Kathy Sierra said she was inspired by Linda Stone's talk on Continuous Partial Attention, but that she was surprised by the reaction she got to an unfavorable blog she posted about Twitter, so the topic is clearly polarizing.
Linda gave a 10,000 foot summary of her talk. She said recently she's been working with researchers at the NIH looking at what happens in the body when you timeslice. MRIs show some effects in the brain, but more interesting are breathing patterns. People timeslicing tend to stop breathing, and their CO2 levels soar. The folks at Twitter and say there are two clear user patterns emerging 1) Grandstanders who want to tell you everything they are doing and 2) Engaging in Continuous Partial Friendship (as coined by Dave Weinberger).
Dan Russell alked about his research into how attention works. High jitter (frequent interrupts) can be smoothed over in User Design by normalizing the timeslice...we can handle frequent interruptions so long as the interval is consistent (so in IRC for instance, you may be timeslicing conversations, but the rate of new messages is fairly consistent). But, stacking interruptions (you're in the middle of a task and a completely different task interrupts) cause chaos. Popping the stack is again as simple as breathing. Meditators may be on to something.

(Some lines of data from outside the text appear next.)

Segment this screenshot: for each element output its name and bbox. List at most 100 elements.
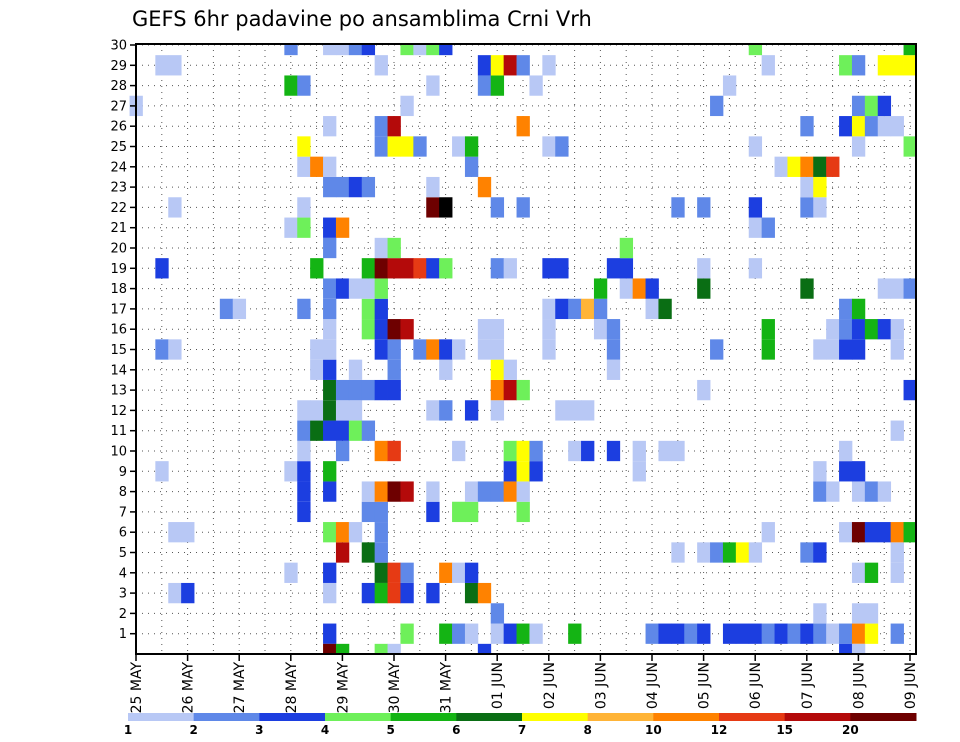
heatmap-cell <box>439 197 453 218</box>
heatmap-cell <box>851 562 866 583</box>
heatmap-cell <box>710 95 724 117</box>
y-tick-label: 3 <box>119 587 127 602</box>
heatmap-cell <box>297 298 311 320</box>
heatmap-cell <box>516 116 530 137</box>
heatmap-cell <box>761 339 775 360</box>
heatmap-cell <box>839 339 853 360</box>
heatmap-cell <box>813 156 827 177</box>
y-tick-label: 29 <box>110 59 127 74</box>
heatmap-cell <box>581 298 595 320</box>
heatmap-cell <box>542 136 556 157</box>
heatmap-cell <box>374 339 388 360</box>
x-tick-label: 25 MAY <box>129 662 145 714</box>
heatmap-cell <box>413 339 427 360</box>
heatmap-cell <box>722 623 737 644</box>
heatmap-cell <box>323 217 337 238</box>
heatmap-cell <box>464 582 479 604</box>
heatmap-cell <box>374 643 388 654</box>
heatmap-cell <box>826 339 840 360</box>
heatmap-cell <box>851 522 866 543</box>
heatmap-cell <box>851 339 866 360</box>
heatmap-cell <box>697 258 711 279</box>
heatmap-cell <box>774 156 788 177</box>
heatmap-cell <box>464 400 479 421</box>
heatmap-cell <box>374 116 388 137</box>
heatmap-cell <box>284 217 298 238</box>
heatmap-cell <box>516 461 530 482</box>
heatmap-cell <box>503 258 517 279</box>
heatmap-cell <box>477 339 492 360</box>
heatmap-cell <box>516 623 530 644</box>
heatmap-cell <box>877 116 892 137</box>
heatmap-cell <box>413 258 427 279</box>
heatmap-cell <box>323 44 337 56</box>
heatmap-cell <box>335 44 350 56</box>
x-tick-label: 09 JUN <box>903 662 919 709</box>
heatmap-cell <box>529 440 543 462</box>
heatmap-cell <box>839 440 853 462</box>
heatmap-cell <box>387 339 401 360</box>
heatmap-cell <box>722 542 737 563</box>
heatmap-cell <box>348 379 363 401</box>
x-tick-label: 28 MAY <box>284 662 300 714</box>
heatmap-cell <box>839 522 853 543</box>
heatmap-cell <box>581 440 595 462</box>
heatmap-cell <box>310 420 324 441</box>
heatmap-cell <box>297 156 311 177</box>
heatmap-cell <box>568 298 582 320</box>
heatmap-cell <box>722 75 737 96</box>
heatmap-cell <box>232 298 247 320</box>
heatmap-cell <box>387 562 401 583</box>
heatmap-cell <box>477 582 492 604</box>
heatmap-cell <box>619 237 634 259</box>
heatmap-cell <box>426 339 440 360</box>
colorbar-label: 1 <box>124 723 132 737</box>
heatmap-cell <box>593 298 608 320</box>
heatmap-cell <box>516 55 530 76</box>
y-tick-label: 26 <box>110 120 127 135</box>
heatmap-cell <box>632 278 646 299</box>
heatmap-cell <box>323 400 337 421</box>
heatmap-cell <box>452 339 466 360</box>
heatmap-cell <box>361 278 376 299</box>
heatmap-cell <box>323 359 337 380</box>
heatmap-cell <box>645 623 659 644</box>
heatmap-cell <box>168 197 182 218</box>
heatmap-cell <box>310 156 324 177</box>
heatmap-cell <box>761 319 775 340</box>
heatmap-cell <box>323 481 337 502</box>
heatmap-cell <box>348 400 363 421</box>
heatmap-cell <box>516 379 530 401</box>
heatmap-cell <box>619 258 634 279</box>
heatmap-cell <box>477 643 492 654</box>
heatmap-cell <box>864 623 879 644</box>
heatmap-cell <box>464 481 479 502</box>
heatmap-cell <box>323 562 337 583</box>
heatmap-cell <box>413 136 427 157</box>
heatmap-cell <box>323 420 337 441</box>
heatmap-cell <box>864 481 879 502</box>
heatmap-cell <box>490 359 505 380</box>
heatmap-cell <box>374 542 388 563</box>
heatmap-cell <box>439 400 453 421</box>
heatmap-cell <box>593 278 608 299</box>
colorbar-swatch <box>719 713 786 721</box>
heatmap-cell <box>503 623 517 644</box>
heatmap-cell <box>813 603 827 624</box>
heatmap-cell <box>839 116 853 137</box>
heatmap-cell <box>426 400 440 421</box>
heatmap-cell <box>490 319 505 340</box>
heatmap-cell <box>310 258 324 279</box>
heatmap-cell <box>323 461 337 482</box>
heatmap-cell <box>490 55 505 76</box>
heatmap-cell <box>387 319 401 340</box>
y-tick-label: 15 <box>110 343 127 358</box>
heatmap-cell <box>374 237 388 259</box>
heatmap-cell <box>168 339 182 360</box>
heatmap-cell <box>297 217 311 238</box>
y-tick-label: 6 <box>119 526 127 541</box>
colorbar-swatch <box>653 713 720 721</box>
y-tick-label: 16 <box>110 323 127 338</box>
heatmap-cell <box>297 461 311 482</box>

Kathy spoke about "clicker training" for pets and how our email queue is an intermittent variable reward and is clicker training us to keep checking back for more "treats" (emails). On her Twitter post: What she actually said was that Twitter was causing so many interrupts that she doesn't know how anyone is getting things done. High-order experts have a genetic predisposition to hyper focus, not to timeslice.
Linda said the gaming industry is starting to shift to design games from Continuous Partial Attention "shooter" games to logic games that give birth to deeper thinking.
Audience discussion: Our generation has grown up with a high level of signal-to-noise, and kids today are perhaps even more able to handle these tendencies (is this just Evolution?). Cory Doctorow said that his writing style has evolved to only a daily 20 minutes of dedicated writing. Is this an age thing? We had a Twitter employee Blaine Cook is in the audience, who said that demographically the users are actually "old" (other than him anyway...he's 27). Inductive vs. deductive thinking came up...do inductive thinkers love interrupt because it allows a background process to cook? Linda pointed out that dedication to a task (intention) is antithetical to accepting interrupt (so Cory's 20 minutes are very very focused). Linda pointed out that rock climbing is a very intentional task.